People always say, ‘What climate change?’ when the weather behaves as it should. As if to say ‘See? No problem! The world isn’t ending. Carry on!’

I reserve the very hardest stares for these occasions, because it is always the same people who failed to notice that it didn’t rain for the entire month of April, who don’t see the vanishing bees, the hungry hedgehogs, the caterpillars clinging to life on shrivelled plants. They notice only the weather that affects them – and here, now, it’s inconveniently cold. Of course, they love the milder winters that climate change has so far brought us. To them, this cold snap isn’t evidence of a further changing climate but of a return to normal: cold. And they don’t like being cold.
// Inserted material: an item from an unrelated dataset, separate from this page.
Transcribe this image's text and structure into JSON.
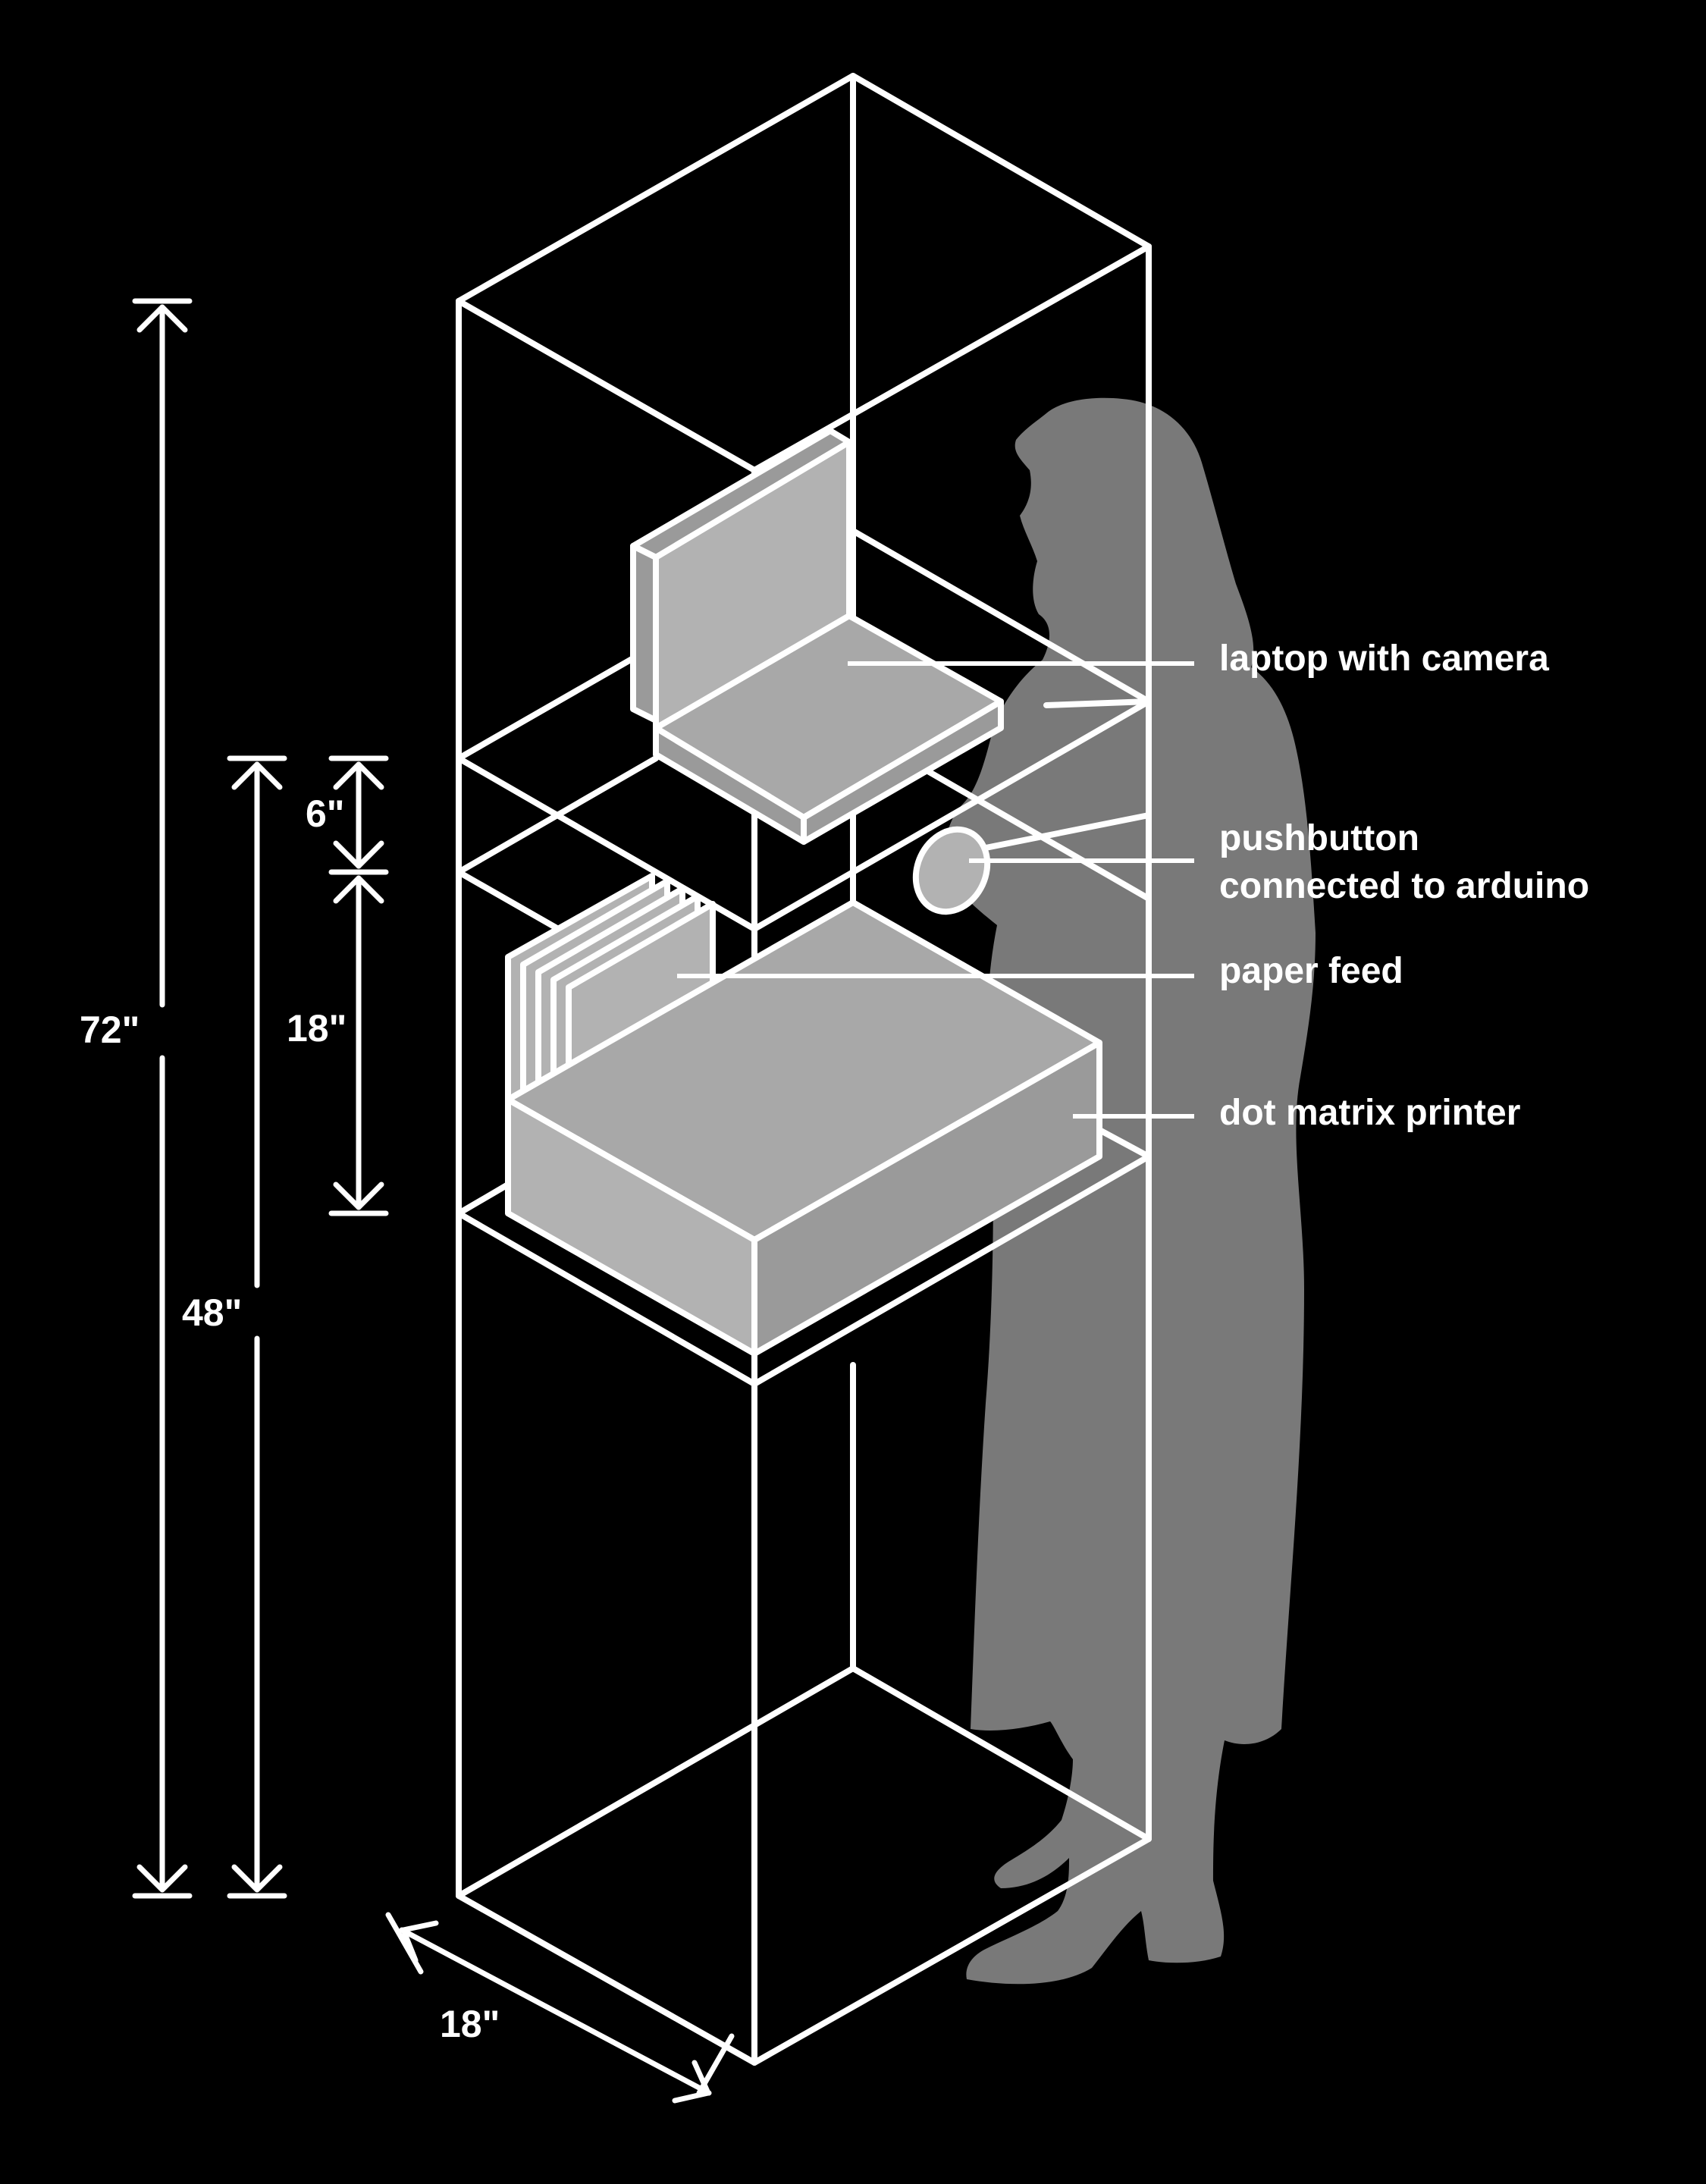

When I can, I tell these people about the Gulf Stream, and how its collapse will trigger longer, colder winters closer to those of Siberia than southern Europe. But the fact that we don’t know when this will happen makes it an empty threat. At least to them. ‘But not in our lifetime,’ they say. ‘Just be present,’ they say. ‘I wish I could,’ I say.

I look at weather maps posted by meteorologists on Twitter. I see that northern Europe is freezing while southern Europe is extremely warm. Is that weather behaving as it should? An invisible line crosses France and Germany; to the north of it are Arctic winds and freezing temperatures, to the south it’s practically summer. I read about subtropical depressions, the North Atlantic Oscillation, a wind named Sirocco. I learn about blocking patterns that mean certain weather conditions remain stuck for weeks on end. Or do I? It’s all so complicated. How do I know what’s ‘climate’ and what’s just plain old ‘weather’? Is any of this normal?

What I do know is that the first frosts should be in November, not December. That they knock plants back, stop them flowering and hasten leaf fall. They ‘stratify’ seeds, a necessary process for some species, without which they wouldn’t germinate in spring. They kill ‘pests’ like slugs and snails, they break up clay soils, they ensure hibernating species remain hibernating. The first frosts signal the beginnings of autumn, not winter. The beginnings of a pause of growth, of death before rebirth. Everything starts to shrink back. In the garden in winter, I watch plants rot into themselves, gradually turning into skeletal stems and seedheads, which new growth supercedes in spring. Yet every year they remain intact for that little bit longer.

If frost puts the earth to sleep, and it doesn’t get that sleep, does it become tired? Does the ground need sleep like other living things? A winter reset? If bumblebees and hedgehogs wake from hibernation they can waste energy in search of food, which puts them at risk of starvation. Does the land work in the same way? Do plants? I think of those still flowering in my garden: the shrub rose, the perennial wallflower, the sowthistle, the cranesbill geraniums and geums. Are they exhausted? Do they need a rest? I’m grateful they’re getting it, whether they need it or not.